Posted by Alistair Chiu on

Happy Chinese New Year! Hope you have been having an enjoyable break. I’ve been sick over the past week but am back on my feet now and ready to eat some good family meals!

My wife recently introduced me to a new app called Travel Frog, which has been a huge hit amongst younger people in HK and China. In this game you provide various foods and equipment for your frog companion, which he will take on his journeys throughout Japan. In return, he will bring back snapshots and souvenirs from his trips which you collect.

There is very little to do in the game, especially if your frog is not home. Additionally, you have no control over when or where the frog goes, how long he stays and when he returns, and what he brings back with him. Numerous articles have been written on the attraction and popularity of this simple game. Most focus on the lesson of letting go – accepting that, although you can prepare and equip as best as you are able, you cannot control the outcomes that may result.
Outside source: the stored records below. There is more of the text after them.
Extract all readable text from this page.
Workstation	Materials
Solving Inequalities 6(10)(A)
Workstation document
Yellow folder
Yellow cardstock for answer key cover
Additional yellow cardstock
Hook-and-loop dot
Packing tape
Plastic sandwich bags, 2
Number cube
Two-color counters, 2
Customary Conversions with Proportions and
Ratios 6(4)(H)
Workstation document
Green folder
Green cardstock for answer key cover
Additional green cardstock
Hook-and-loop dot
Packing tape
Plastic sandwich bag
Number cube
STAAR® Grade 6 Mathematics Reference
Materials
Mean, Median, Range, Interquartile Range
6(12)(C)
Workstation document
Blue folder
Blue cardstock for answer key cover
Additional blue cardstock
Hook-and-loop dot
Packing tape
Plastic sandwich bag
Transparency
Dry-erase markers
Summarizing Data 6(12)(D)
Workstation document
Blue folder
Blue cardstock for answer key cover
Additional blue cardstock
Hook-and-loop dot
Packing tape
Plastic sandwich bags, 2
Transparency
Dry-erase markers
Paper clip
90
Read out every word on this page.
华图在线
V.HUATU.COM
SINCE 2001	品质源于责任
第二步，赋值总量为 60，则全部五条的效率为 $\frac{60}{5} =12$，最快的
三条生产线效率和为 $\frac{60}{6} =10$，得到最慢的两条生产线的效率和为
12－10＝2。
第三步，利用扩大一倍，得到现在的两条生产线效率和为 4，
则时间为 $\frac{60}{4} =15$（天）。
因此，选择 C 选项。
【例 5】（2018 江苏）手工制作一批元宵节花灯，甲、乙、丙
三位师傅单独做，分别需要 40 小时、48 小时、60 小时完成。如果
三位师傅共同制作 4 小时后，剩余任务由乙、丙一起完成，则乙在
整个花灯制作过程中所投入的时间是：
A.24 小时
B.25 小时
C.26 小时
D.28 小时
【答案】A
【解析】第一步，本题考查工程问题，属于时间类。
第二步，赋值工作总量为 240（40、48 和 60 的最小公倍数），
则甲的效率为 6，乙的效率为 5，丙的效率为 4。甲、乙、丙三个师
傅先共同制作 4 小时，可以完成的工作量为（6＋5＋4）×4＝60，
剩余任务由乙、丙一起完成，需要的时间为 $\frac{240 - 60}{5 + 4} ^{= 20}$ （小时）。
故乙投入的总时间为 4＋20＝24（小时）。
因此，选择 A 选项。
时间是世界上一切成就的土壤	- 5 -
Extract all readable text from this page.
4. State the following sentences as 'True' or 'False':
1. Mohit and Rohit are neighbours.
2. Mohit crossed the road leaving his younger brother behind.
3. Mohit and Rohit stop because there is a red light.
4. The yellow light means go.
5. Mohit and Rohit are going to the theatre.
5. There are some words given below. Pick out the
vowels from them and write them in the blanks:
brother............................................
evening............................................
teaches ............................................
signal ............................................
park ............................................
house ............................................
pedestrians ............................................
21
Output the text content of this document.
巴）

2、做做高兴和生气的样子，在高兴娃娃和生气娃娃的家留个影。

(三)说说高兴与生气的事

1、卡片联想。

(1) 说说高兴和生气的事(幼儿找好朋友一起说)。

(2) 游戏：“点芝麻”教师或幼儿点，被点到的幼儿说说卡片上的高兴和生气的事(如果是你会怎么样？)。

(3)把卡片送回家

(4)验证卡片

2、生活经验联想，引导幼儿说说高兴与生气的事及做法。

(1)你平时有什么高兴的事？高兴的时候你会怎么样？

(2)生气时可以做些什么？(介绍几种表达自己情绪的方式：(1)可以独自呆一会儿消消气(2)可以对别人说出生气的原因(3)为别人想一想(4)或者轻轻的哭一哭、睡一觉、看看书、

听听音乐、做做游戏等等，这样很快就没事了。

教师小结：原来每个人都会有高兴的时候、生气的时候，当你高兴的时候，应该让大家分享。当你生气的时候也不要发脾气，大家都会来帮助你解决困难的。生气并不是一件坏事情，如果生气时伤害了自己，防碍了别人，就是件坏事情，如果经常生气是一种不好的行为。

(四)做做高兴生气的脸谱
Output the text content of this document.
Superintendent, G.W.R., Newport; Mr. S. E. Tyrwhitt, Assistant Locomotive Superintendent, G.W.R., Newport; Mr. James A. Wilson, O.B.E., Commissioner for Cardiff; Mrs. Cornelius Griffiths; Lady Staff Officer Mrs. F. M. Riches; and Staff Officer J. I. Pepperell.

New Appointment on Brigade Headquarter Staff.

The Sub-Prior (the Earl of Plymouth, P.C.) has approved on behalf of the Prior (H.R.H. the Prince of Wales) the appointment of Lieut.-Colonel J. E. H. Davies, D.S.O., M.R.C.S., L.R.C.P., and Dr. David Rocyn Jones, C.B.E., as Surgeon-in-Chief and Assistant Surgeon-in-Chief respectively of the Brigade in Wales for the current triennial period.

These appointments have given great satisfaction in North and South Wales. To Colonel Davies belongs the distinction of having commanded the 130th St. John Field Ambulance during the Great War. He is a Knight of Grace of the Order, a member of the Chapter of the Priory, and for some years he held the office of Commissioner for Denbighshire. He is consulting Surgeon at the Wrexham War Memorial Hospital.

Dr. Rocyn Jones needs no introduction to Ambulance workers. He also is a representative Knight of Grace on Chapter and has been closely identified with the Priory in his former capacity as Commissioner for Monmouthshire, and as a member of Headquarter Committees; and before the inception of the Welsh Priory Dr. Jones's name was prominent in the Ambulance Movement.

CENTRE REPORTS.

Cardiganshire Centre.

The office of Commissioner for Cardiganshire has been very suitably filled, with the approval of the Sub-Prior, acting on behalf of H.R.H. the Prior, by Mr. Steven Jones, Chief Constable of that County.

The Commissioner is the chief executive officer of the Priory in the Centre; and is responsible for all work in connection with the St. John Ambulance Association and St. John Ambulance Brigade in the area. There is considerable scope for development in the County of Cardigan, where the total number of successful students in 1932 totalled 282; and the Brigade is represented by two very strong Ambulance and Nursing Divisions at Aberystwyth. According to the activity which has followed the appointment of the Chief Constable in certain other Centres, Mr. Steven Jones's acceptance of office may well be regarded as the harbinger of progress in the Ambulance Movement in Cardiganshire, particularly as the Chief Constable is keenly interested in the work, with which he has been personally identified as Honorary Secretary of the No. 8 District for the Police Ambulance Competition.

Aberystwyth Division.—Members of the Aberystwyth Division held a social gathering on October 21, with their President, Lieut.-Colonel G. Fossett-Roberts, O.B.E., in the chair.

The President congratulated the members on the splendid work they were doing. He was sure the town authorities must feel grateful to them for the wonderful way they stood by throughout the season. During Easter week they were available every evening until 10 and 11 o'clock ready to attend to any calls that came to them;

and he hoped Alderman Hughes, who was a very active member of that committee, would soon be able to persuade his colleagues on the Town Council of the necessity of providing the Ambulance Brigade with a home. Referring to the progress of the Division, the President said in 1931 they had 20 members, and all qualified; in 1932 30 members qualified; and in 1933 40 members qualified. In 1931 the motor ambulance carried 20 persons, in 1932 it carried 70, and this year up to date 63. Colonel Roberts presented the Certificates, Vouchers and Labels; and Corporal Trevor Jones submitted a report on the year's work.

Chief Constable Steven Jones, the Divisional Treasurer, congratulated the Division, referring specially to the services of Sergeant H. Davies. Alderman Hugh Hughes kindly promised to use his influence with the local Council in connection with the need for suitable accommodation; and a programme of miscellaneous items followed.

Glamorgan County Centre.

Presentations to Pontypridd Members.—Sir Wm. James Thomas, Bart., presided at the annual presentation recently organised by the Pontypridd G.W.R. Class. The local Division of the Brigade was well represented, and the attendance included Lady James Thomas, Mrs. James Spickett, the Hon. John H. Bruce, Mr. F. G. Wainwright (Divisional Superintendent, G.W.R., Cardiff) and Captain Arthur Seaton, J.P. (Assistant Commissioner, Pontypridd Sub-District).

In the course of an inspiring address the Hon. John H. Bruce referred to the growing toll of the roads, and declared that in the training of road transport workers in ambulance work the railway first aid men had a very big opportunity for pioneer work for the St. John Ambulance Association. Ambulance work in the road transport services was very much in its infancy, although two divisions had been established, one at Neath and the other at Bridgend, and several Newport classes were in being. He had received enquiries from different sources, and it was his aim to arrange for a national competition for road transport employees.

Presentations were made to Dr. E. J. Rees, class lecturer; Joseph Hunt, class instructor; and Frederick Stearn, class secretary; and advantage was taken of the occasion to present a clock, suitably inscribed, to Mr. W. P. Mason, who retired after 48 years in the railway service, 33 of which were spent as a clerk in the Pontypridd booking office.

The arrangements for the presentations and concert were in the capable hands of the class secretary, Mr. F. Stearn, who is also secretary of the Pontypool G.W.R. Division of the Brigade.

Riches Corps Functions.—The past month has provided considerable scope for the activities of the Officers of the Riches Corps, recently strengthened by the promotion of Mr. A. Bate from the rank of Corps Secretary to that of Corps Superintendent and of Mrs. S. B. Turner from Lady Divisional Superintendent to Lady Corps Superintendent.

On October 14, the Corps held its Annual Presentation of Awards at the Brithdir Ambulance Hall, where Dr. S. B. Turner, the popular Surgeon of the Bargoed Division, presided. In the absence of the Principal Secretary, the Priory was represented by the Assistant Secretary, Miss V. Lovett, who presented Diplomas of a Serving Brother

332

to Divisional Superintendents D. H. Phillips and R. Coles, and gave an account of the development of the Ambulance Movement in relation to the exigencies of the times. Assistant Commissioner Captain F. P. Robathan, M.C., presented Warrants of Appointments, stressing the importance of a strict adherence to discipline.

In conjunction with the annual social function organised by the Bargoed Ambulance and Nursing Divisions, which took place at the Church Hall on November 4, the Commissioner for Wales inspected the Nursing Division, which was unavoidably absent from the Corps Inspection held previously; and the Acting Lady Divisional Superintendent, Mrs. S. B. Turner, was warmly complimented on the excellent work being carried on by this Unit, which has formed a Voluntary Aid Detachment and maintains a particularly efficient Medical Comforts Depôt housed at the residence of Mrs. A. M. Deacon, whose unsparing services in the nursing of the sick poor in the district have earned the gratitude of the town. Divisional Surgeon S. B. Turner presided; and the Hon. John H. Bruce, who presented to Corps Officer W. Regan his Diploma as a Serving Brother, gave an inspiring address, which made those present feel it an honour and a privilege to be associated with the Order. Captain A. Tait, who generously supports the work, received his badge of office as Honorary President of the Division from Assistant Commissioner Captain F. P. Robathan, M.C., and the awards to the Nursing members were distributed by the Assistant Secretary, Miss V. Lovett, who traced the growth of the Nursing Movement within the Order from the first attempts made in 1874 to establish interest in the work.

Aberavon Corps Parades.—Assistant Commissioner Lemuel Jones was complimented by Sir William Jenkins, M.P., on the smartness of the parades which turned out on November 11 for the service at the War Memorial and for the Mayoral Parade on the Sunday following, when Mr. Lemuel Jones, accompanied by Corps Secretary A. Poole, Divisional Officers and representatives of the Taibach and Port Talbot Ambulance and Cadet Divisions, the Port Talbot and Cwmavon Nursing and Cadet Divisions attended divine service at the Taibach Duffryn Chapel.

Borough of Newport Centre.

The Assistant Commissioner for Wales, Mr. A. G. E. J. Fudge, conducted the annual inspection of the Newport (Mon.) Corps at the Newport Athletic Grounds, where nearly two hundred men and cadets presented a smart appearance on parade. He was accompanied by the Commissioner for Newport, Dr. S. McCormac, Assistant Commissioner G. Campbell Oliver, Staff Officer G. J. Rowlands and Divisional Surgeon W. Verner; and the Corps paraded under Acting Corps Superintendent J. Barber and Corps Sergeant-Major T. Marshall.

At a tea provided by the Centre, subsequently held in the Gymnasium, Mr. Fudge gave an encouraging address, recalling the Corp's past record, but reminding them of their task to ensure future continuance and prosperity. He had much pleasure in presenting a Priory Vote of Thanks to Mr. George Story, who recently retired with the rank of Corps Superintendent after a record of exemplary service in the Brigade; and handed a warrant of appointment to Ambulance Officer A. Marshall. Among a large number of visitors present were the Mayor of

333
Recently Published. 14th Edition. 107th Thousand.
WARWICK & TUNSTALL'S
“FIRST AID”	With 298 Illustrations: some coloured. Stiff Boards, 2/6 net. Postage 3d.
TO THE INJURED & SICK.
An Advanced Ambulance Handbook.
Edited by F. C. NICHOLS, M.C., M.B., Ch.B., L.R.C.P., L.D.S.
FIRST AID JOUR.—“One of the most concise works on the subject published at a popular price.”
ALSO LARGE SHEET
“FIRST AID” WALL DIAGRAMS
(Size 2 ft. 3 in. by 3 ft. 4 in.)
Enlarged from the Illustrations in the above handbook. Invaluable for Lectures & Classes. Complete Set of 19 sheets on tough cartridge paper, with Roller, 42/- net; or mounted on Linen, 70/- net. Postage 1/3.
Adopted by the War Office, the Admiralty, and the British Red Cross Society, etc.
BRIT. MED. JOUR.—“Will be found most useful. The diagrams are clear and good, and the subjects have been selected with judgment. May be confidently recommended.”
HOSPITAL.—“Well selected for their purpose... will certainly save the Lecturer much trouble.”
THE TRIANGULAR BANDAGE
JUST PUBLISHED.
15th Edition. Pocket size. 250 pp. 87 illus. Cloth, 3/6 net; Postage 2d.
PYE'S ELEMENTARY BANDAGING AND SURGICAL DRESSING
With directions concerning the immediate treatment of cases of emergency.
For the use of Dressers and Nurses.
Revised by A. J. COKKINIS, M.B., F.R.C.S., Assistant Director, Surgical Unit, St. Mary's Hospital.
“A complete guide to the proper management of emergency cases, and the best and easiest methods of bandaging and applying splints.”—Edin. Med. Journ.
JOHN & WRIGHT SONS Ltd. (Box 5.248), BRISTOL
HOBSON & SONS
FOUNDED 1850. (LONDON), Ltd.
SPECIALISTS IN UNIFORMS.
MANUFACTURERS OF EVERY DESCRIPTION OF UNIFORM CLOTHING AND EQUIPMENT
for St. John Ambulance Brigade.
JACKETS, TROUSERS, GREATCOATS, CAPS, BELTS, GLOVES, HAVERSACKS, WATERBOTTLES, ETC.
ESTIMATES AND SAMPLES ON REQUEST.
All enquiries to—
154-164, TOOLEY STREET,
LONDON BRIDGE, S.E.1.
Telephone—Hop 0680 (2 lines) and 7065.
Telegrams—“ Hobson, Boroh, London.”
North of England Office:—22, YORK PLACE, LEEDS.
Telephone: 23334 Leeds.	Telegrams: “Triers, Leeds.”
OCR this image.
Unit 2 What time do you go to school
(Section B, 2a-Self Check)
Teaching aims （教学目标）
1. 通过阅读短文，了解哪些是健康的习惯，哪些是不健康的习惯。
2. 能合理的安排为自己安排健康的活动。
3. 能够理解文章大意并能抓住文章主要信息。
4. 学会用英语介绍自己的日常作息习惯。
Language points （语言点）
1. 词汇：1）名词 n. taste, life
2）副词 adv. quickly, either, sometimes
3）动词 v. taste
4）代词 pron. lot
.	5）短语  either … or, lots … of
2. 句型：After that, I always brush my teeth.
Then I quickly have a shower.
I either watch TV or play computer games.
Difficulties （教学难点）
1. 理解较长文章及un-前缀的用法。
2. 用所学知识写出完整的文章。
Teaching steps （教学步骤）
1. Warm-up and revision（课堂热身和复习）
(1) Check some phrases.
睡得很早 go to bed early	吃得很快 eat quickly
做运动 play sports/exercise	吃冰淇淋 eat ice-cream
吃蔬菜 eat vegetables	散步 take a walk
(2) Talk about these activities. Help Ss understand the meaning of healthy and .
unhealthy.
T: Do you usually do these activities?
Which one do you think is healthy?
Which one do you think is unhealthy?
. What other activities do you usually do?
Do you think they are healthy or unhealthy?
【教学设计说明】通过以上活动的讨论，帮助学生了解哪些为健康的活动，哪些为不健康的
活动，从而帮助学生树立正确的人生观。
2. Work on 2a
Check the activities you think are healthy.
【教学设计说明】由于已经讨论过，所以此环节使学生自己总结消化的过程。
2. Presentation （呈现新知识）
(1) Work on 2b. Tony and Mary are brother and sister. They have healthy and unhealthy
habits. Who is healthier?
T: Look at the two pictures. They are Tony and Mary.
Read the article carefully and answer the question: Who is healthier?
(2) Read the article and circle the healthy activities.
Isaiah 38 tells the story of a king who had to let go of everything. In this chapter we read of King Hezekiah’s illness that nearly led to his death. He describes it like this:

In the prime of my life, must I go through the gates of death and be robbed of the rest of my years? Isaiah 38:10

In desperation, the king prays to God and God hears him and heals him. Once he is able to look back, he realises that God has done all of this. I hate being sick, yet I have to admit that, like Hezekiah, only during times of sickness, do we find ourselves totally dependent upon the grace of God. It is as though we finally realise our own mortality and, in that realisation, we find we cannot control even our own health.

Hezekiah learnt to trust God as a result of his experience. As a result of his “soul-anguish,” Hezekiah found humility in trusting God:

I will walk humbly all my years because of this anguish of my soul. Lord, by such things people live; and my spirit finds life in them too. Isaiah 38:15-16

After his sickness, he found a new perspective. “By such things people live,” he writes, and so in the second half of his life he lived not for his own glory or achievement as king but in humility before God – and in this way he “finds life”.

As I walk around the city I am struck by the incredible amount of activity and busyness we see all around us. It was then that I realised that in such busyness there is no room to stop and seek God as long as we are consumed by our own activity. Over this New Year period, let me encourage you to pick up the Seek God For the City 2018 Lent devotional. You can pick up the app for just a token amount here. We should use it as an aid to our own prayers as we “let go” of our self-importance and the busyness that can result from it, and turn to God in reliance and prayer.

In day 2 of the devotional guide we are asked to “seek God for humility instead of complacent pride.” Inside we read these words: 

“Not only do we keep ourselves busy, we often take pride in how preoccupied we have become. But our ambitious self-sufficiency leaves us disillusioned and weary on the inside.”

Life in the city can leave us exhausted and at the end of our strength, as we strive to achieve, make a name for ourselves, and impress those around us. The message of Isaiah calls on us to turn from trusting in our own ability and strength to trusting in the God who made us, knows us, loves us and who alone can save. Who will you trust?